I spent the week at FarmTech in Edmonton and it was good catching up and having long conversations with great industry people like Brian Voth (marketing consultant), Chuck Penner (market analyst), Kristjan Hebert (entrepreneur & farmer), Gary Stanford (previous Grain Growers of Canada President), Dave Hansen (Canterra President & CEO), and many others. The optimism this time of year was clear as new ideas and a fresh start is on the horizon. One consistent thing is that people need to forget about last year’s weather and using it as a reason to change too much.
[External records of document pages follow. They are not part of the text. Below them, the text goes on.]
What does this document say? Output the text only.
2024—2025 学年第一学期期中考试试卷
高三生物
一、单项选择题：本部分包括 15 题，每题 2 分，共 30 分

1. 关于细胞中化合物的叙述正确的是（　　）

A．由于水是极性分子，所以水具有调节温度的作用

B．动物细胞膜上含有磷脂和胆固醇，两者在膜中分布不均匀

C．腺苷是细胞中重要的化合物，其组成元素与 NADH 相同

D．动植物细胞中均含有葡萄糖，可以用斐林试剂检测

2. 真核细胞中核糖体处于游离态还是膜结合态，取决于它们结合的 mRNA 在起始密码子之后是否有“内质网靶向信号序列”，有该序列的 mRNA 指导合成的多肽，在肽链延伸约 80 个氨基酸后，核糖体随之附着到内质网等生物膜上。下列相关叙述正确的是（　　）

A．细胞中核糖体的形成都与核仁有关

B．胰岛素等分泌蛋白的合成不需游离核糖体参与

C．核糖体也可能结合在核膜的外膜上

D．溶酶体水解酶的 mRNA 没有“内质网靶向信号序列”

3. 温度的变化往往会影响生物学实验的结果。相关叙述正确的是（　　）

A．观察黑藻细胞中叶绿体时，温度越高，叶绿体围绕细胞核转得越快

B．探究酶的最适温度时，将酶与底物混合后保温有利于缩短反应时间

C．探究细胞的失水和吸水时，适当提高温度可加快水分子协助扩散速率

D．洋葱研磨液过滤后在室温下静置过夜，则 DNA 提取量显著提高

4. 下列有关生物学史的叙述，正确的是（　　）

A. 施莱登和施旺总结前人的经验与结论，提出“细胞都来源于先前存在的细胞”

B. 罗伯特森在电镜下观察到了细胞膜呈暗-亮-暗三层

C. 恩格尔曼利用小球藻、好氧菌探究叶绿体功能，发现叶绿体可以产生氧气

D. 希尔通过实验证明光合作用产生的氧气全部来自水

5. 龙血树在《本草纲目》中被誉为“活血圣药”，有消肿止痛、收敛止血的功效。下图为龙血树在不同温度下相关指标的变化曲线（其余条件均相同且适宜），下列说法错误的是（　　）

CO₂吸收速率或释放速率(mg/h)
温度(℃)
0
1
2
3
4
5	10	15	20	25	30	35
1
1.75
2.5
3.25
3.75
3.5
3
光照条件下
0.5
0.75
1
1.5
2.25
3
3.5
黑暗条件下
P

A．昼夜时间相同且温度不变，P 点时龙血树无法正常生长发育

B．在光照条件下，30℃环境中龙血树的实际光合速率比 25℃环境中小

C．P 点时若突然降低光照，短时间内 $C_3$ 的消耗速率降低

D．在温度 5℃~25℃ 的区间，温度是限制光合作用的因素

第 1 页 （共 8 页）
That being said, the pricing opportunities available right now are clearly there, especially for things like soybeans and canola, as compared to where we were a year ago. Using just last year as a benchmark for pricing is not a solid gameplan because the supply and demand tables have changed for each crop. Accordingly, while new crop prices for things like pulses are down from this time a year ago, these are still more than profitable levels for most people. Take this into consideration as you get into your 2017/18 marketing plan (and start it with making more phonecalls at once by posting that new crop deal on FarmLead)
Have a great weekend!
COMMODITY TRADING INVOLVES RISK AND MAY NOT BE SUITABLE FOR ALL RECIPIENTS OF THIS POST. Neither the information presented, nor any opinions expressed, constitutes a solicitation for the purchase or sale of any commodities. The thoughts expressed in this email and basic data from which they are derived are believed to be reliable, but cannot be guaranteed due to uncertainty about future events and complexities surrounding commodity markets. Those acting on the information are responsible for their own actions.